Umweltminister Carsten Schneider fordert den beschleunigten Ausbau erneuerbarer Energien und verbesserten Mieterschutz im Rahmen der Reform des Heizungsgesetzes, um Deutschlands Unabhängigkeit von fossilen Brennstoffen zu sichern und die Klimaziele bis 2030 zu erreichen.

Was war der Auslöser für den Vorfall?

  • Forderung nach weiterem Ausbau erneuerbarer Energien
  • Reform des Heizungsgesetzes und Mieterschutz
  • Unabhängigkeit von fossilen Brennstoffen als zentrale Frage
  • Priorität des Ausbaus von Windkraft und Solarenergie
  • Kritik an Referentenentwurf zur Reform des EEG
  • Einigung der Bundestagsfraktionen von Union und SPD
  • öffentliche Kritik am Entwurf des Heizungsgesetzes
  • Notwendigkeit zur Veröffentlichung des Klimaschutzprogramms bis 25. März
  • Ziel von 65 Prozent CO2-Einsparung bis 2030 im Vergleich zu 1990

Wie hat die Öffentlichkeit oder Politik reagiert?

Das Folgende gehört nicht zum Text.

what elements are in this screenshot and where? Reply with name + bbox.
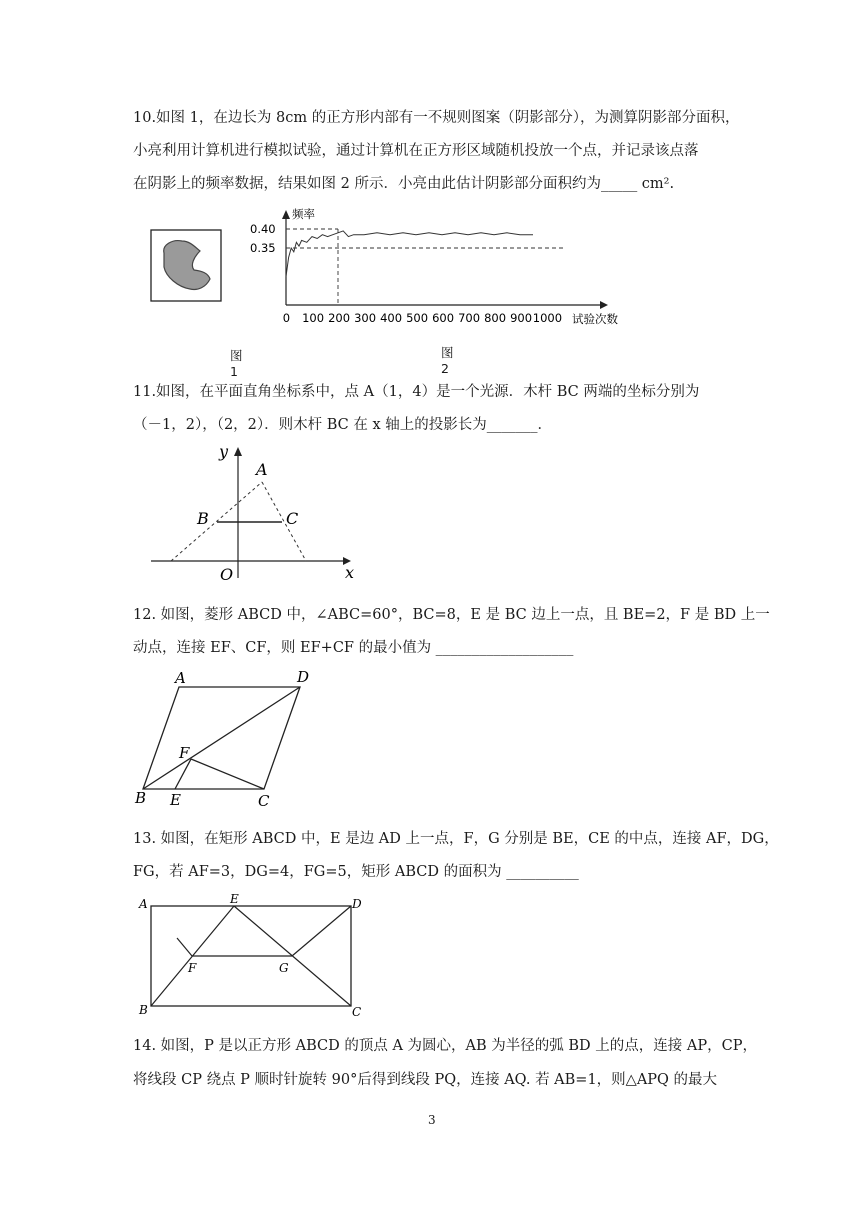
x-tick-600: 600 bbox=[432, 311, 455, 325]
frequency-series-line bbox=[286, 231, 533, 277]
point-b-label: B bbox=[197, 509, 209, 528]
x-axis-label: x bbox=[345, 563, 355, 582]
y-axis-label: y bbox=[219, 442, 229, 461]
x-tick-100: 100 bbox=[302, 311, 325, 325]
x-tick-labels bbox=[283, 311, 562, 325]
q11-coordinate-figure bbox=[145, 440, 365, 585]
q12-line-2: 动点，连接 EF、CF，则 EF+CF 的最小值为 ___________________ bbox=[133, 640, 574, 656]
point-b-label: B bbox=[135, 789, 147, 807]
point-c-label: C bbox=[352, 1005, 362, 1019]
point-c-label: C bbox=[258, 792, 270, 810]
q14-line-2: 将线段 CP 绕点 P 顺时针旋转 90°后得到线段 PQ，连接 AQ. 若 AB=1，则△APQ 的最大 bbox=[133, 1072, 718, 1088]
x-axis-label: 试验次数 bbox=[572, 312, 618, 326]
q13-line-2: FG，若 AF=3，DG=4，FG=5，矩形 ABCD 的面积为 __________ bbox=[133, 864, 579, 880]
segment-af-partial bbox=[177, 938, 192, 956]
q10-figure-1-caption: 图1 bbox=[230, 348, 243, 379]
q10-figure-1 bbox=[150, 229, 222, 303]
q10-line-3: 在阴影上的频率数据，结果如图 2 所示．小亮由此估计阴影部分面积约为_____ cm². bbox=[133, 176, 675, 192]
x-tick-300: 300 bbox=[354, 311, 377, 325]
y-axis-arrow bbox=[234, 447, 242, 456]
page-number: 3 bbox=[428, 1113, 436, 1127]
x-tick-500: 500 bbox=[406, 311, 429, 325]
x-tick-0: 0 bbox=[282, 311, 291, 325]
q14-line-1: 14. 如图，P 是以正方形 ABCD 的顶点 A 为圆心，AB 为半径的弧 BD 上的点，连接 AP，CP， bbox=[133, 1038, 757, 1054]
point-b-label: B bbox=[139, 1003, 148, 1017]
shaded-shape bbox=[164, 241, 210, 290]
point-a-label: A bbox=[139, 897, 148, 911]
q11-line-1: 11.如图，在平面直角坐标系中，点 A（1，4）是一个光源．木杆 BC 两端的坐标分别为 bbox=[133, 384, 700, 400]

  • Umweltminister Carsten Schneider fordert Ausbau von Erneuerbaren Energien und Mieterschutz
  • Betonung auf Unabhängigkeit von fossilen Brennstoffen als zentrale Frage
  • Ausbau von Windkraft und Solarenergie als prioritär angesehen
  • Kein genereller Stopp beim Ausbau der erneuerbaren Energien vorgesehen
  • Kritik am Referentenentwurf zur Reform des Erneuerbare-Energien-Gesetzes
  • Reform des Gebäude-Energie-Gesetzes erfordert Nachbesserungen, um Mieter zu schützen
  • Koalition aus Union und SPD hat sich auf Reform geeinigt
  • SPD-Politiker fordern Nachbesserungen nach öffentlicher Kritik
  • Klimaschutzprogramm muss bis 25. März veröffentlicht werden
  • Ziel: 65 Prozent CO2-Einsparung bis 2030 im Vergleich zu 1990

Welche Konsequenzen werden genannt?

  • Ausbau von Erneuerbaren Energien wird prioritär behandelt
  • Keine generelle Stopp beim Ausbau der erneuerbaren Energien
  • Kapazitäten bei Sonne und Wind werden weiter ausgebaut
  • Reform des EEG muss vom Kabinett und Bundestag beschlossen werden
  • Nachbesserungen beim Mieterschutz im Heizungsgesetz werden versprochen
  • Mieter sollen nicht auf höheren Heizkosten sitzen bleiben
  • Klimaschutzprogramm muss bis zum 25. März veröffentlicht werden
  • Ziel ist, bis 2030 mindestens 65 Prozent CO2 im Vergleich zu 1990 einzusparen

Gibt es bereits eine Stellungnahme?

Ja, im Artikel wird eine Stellungnahme von Umweltminister Carsten Schneider (SPD) zitiert, in der er den Ausbau von Erneuerbaren Energien als prioritär bezeichnet und verspricht, dass es keinen generellen Stopp beim Ausbau geben werde.